What are the opportunities for investment in Bangladesh?
Bangladesh’s recent economic development journey has – so far – been a successful one. The country has a nearly unmatched growth rate with GDP expected to rise to 7 per cent in 2020, meaning GDP per capita is on course to surpass India by 2030. Poverty has rapidly reduced from over 40 per cent in 1991 to around 14 per cent in 2016/17, according to the World Bank. The largest least developed country (LDC) in the world in terms of both population and economic size, Bangladesh hopes to graduate from the UN’s LDC category in 2024.
The country has been hailed by The Economist as the new Asian Tiger. And the investor appetite reflects this. Last year it received its highest ever level of foreign direct investment (FDI) at $3.61 billion, according to the United Nations Conference on Trade and Development. This sharp rise illustrates the untapped potential within the domestic market and the lack of FDI Bangladesh has attracted until recently.
Bangladesh is following similar development reforms to those experienced by India in recent years and we believe it could emerge as one of the strongest economies in the region. We’ve been investing in Bangladesh for more than ten years and are excited by the country’s potential economic growth and the benefits this can bring to its people. The majority of our portfolio value (80 per cent) is in infrastructure, but our investments span a number of sectors including communications, manufacturing and trade. We are particularly interested in financial institutions, domestic manufacturing and infrastructure.
With a population of just over 160 million, the country has a strong consumer demand and the consumer goods market, ranging from white goods and clothes to fintech, is growing fast. We’re invested in RFL Electronics, an electronic goods manufacturer and one of the largest employers in the country outside of the garment industry. This investment has shown that producing these goods domestically can help to make them more affordable and drive consumption – and further develop the strength of the domestic manufacturing base. Furthermore, as an investor and partner to RFL, we’ve been able to help implement key environmental and social changes, which can bring real added value to a business and help its ambitions to expand into international markets.

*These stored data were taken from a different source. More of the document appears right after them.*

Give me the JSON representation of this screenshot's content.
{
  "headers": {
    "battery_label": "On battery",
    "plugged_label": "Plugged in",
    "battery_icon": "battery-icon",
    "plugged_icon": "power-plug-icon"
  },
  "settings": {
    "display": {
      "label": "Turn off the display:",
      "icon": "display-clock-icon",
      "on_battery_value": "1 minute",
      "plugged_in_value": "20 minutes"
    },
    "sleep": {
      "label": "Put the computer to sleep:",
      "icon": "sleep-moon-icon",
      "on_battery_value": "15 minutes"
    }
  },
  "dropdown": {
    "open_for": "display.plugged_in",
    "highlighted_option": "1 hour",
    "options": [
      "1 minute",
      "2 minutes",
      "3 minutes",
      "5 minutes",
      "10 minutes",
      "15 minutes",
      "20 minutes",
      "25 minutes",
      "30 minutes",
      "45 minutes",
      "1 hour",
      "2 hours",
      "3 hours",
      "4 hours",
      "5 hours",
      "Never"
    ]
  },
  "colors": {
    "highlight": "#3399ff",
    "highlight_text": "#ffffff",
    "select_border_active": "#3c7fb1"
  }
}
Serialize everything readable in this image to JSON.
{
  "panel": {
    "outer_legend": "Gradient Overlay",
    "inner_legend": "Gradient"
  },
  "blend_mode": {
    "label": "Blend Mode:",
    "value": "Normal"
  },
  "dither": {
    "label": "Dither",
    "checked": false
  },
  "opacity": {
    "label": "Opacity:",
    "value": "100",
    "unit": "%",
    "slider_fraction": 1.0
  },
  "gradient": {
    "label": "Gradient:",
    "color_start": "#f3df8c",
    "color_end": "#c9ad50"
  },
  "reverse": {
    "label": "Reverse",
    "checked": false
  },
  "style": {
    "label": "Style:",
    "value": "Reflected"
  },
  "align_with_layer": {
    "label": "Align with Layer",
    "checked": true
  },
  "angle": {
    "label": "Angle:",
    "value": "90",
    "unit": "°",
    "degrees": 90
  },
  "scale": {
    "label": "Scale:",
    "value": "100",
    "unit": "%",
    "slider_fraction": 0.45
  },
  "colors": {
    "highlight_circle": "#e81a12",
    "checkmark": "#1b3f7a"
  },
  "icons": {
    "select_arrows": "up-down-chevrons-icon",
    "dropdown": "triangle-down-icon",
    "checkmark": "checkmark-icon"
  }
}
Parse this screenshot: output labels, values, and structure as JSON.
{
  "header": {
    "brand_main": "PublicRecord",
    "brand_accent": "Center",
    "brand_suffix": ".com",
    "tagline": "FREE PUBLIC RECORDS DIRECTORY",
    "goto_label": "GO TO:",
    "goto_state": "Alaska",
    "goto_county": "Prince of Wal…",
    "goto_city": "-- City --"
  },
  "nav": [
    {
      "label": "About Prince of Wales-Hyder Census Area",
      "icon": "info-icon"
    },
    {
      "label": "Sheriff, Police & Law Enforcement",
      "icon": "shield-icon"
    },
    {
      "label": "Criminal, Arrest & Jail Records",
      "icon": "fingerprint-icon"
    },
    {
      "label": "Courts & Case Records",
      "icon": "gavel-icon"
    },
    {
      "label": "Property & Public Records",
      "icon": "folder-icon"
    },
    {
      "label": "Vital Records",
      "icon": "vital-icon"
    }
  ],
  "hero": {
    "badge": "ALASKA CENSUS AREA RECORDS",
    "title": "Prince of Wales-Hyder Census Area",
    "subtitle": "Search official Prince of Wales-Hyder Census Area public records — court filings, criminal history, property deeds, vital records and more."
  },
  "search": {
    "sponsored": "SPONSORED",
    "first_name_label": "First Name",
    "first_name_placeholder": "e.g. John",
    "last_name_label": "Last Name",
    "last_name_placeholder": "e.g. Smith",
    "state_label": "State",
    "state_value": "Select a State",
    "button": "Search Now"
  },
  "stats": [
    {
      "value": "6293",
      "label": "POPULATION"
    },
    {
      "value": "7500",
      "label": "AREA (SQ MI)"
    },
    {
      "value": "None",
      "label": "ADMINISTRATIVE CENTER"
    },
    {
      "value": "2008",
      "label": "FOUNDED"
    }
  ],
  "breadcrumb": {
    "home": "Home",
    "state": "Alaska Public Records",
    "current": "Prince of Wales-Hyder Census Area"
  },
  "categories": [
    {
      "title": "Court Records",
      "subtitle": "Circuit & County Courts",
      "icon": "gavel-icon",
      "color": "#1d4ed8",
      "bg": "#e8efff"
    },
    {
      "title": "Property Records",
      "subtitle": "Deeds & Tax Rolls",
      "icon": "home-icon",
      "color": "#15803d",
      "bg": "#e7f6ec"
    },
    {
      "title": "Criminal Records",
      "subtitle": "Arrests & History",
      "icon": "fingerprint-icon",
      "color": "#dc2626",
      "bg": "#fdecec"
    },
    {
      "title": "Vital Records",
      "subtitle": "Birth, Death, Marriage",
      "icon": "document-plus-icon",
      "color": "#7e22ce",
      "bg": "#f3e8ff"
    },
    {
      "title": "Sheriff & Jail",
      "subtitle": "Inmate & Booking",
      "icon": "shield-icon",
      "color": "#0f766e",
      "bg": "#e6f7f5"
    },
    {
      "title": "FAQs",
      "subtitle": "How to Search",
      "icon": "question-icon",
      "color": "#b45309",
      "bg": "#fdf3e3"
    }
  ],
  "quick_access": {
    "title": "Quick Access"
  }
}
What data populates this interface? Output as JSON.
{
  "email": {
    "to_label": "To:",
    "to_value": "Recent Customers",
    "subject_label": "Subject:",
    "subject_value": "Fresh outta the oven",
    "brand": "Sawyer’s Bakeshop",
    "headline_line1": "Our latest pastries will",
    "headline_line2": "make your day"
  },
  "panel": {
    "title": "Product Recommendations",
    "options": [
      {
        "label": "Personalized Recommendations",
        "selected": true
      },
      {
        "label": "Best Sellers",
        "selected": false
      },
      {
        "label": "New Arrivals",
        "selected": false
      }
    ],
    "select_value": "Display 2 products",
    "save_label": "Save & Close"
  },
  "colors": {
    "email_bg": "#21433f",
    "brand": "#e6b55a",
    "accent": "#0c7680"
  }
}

Beyond manufacturing, we’ve seen diversification within the economy. More than half of GDP – around 45 per cent – is generated through the service sector, and 45 per cent of Bangladeshis are employed in the agriculture sector, with rice the single-most-important product, and jute and cotton production also prevalent. There are opportunities to develop the country’s burgeoning service industry and the rise in population and GDP growth has knock-on effects into other areas of the economy such as the need for infrastructure development.
Yet despite the progress the country has seen in recent years, and despite the significant investment potential, challenges remain. Whilst FDI has sharply increased in the last year, it still accounts for less than one per cent of GDP, which the World Bank cited as insufficient in a development update report earlier this year. There are still 37 million people living in poverty in Bangladesh; 21 million of whom live in extreme poverty. For development to continue at its current rate, it’s vital that there’s an increase in the number of investors committing to the market for the long-term.
Some critical challenges prevent investors from making long-term commitments. The country still lags in the World Bank’s Ease of Doing Business Index, ranking 176 out of 190 in 2018. Regulatory uncertainty and lack of communication between regulatory bodies as well as inconsistencies in policy implementation also contribute to risky market conditions for commercial investors.
So what can a long-term investor like CDC do to encourage more investment into Bangladesh?
Firstly, our own investment can help to develop the local capital market. We’ve also been supporting the UK’s Department for International Development to work alongside businesses to accelerate improvements in the country’s governance infrastructure. These potential reforms could reduce inefficiency and bureaucracy, to ultimately make the country more accessible for commercial funds. And we’ve been working with other DFIs to engage with regulators to remove restrictions on capital repatriation, eliminating a key concern for foreign investors.
It’s through these efforts to shape the investment environment that we seek to mobilise further investment in the country, as we continue to build on our experience in supporting sustainable development in Bangladesh.